Fast Rates for Nonstationary Weighted Risk Minimization
Tobias Brock, Thomas Nagler
TL;DR
This work develops tight, uniform fast-rate bounds for weighted empirical risk minimization under nonstationary and dependent data. By decomposing the out-of-sample excess risk into a learning error and a drift error, the authors derive an oracle inequality that holds uniformly over weight classes and yields rate functions $r(\|w\|)$ capturing the effective sample size and dependence structure via $\beta$- and $\rho$-mixing. The main result provides high-probability bounds on the learning error that scale as $r(\|w\|)^2\log^2(1/\delta)$, with explicit rate forms under common complexity assumptions; these rates recover minimax-optimal rates (up to log factors) in unweighted stationary settings.
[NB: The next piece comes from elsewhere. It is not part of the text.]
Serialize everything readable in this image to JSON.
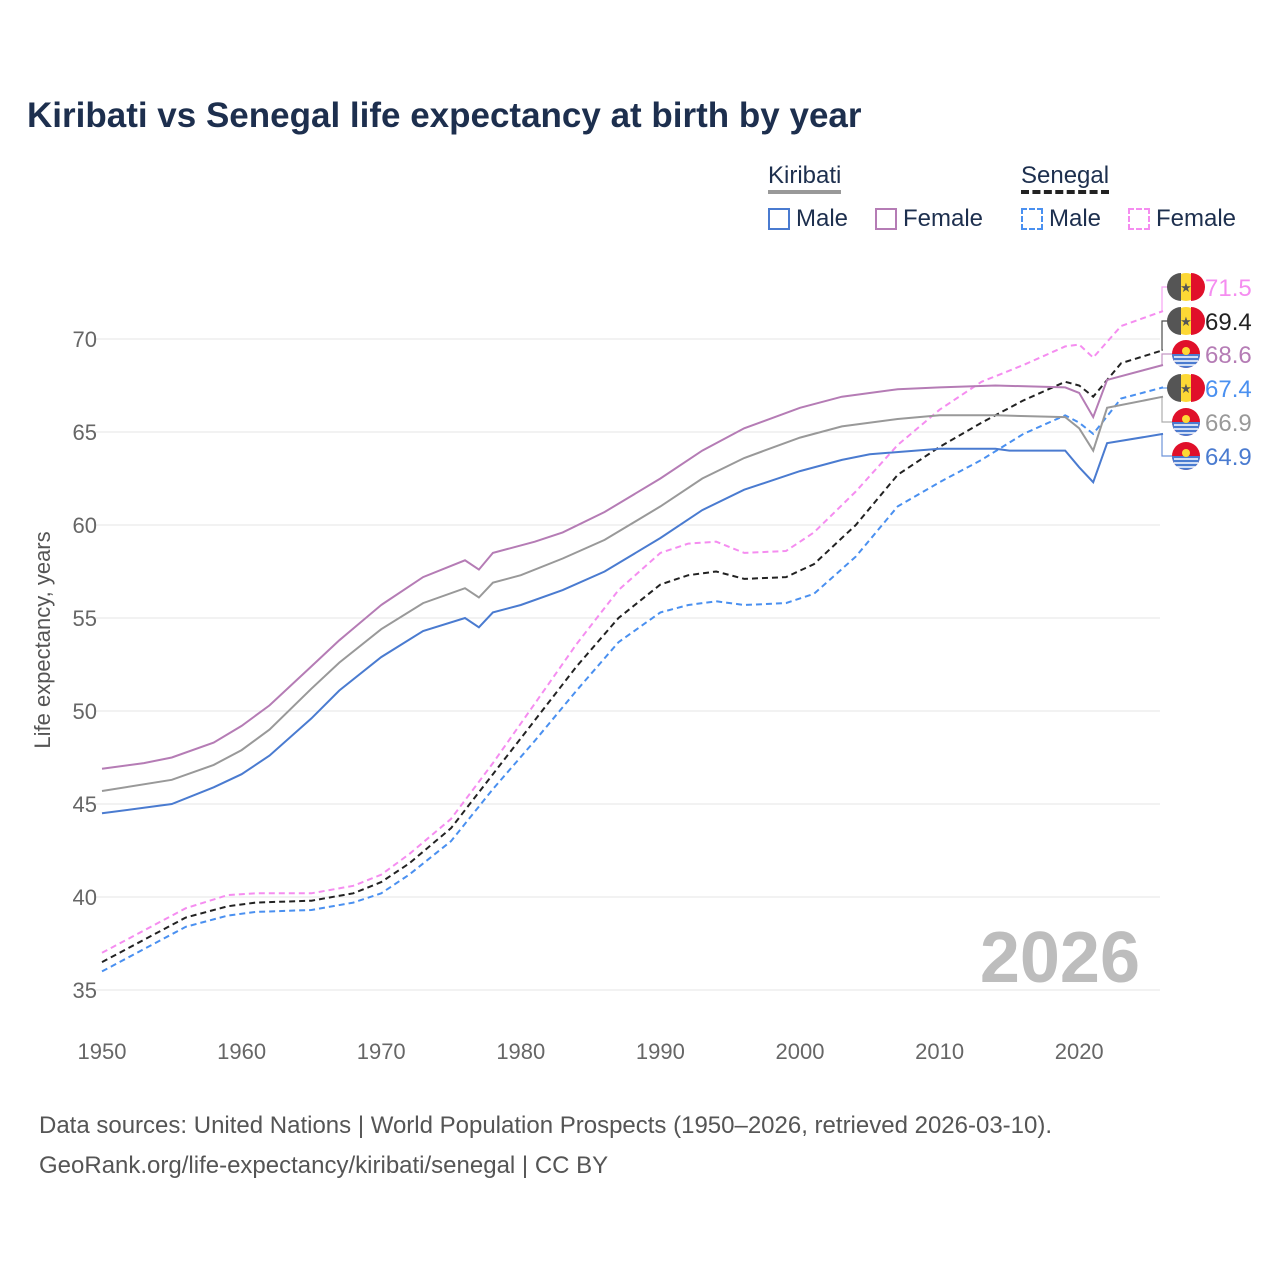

The paper applies the theory to linear models, basis expansions, and neural networks, demonstrating sharp, dimension-adaptive rates and highlighting the impact of drift and dependence on learning performance. It further develops the technical machinery for beta-mixing concentration through coupling, discretization of weight and hypothesis classes, and analysis of several weight families relevant for practical nonstationary scenarios.
Abstract
Weighted empirical risk minimization is a common approach to prediction under distribution drift. This article studies its out-of-sample prediction error under nonstationarity. We provide a general decomposition of the excess risk into a learning term and an error term associated with distribution drift, and prove oracle inequalities for the learning error under mixing conditions. The learning bound holds uniformly over arbitrary weight classes and accounts for the effective sample size induced by the weight vector, the complexity of the weight and hypothesis classes, and potential data dependence. We illustrate the applicability and sharpness of our results in (auto-) regression problems with linear models, basis approximations, and neural networks, recovering minimax-optimal rates (up to logarithmic factors) when specialized to unweighted and stationary settings.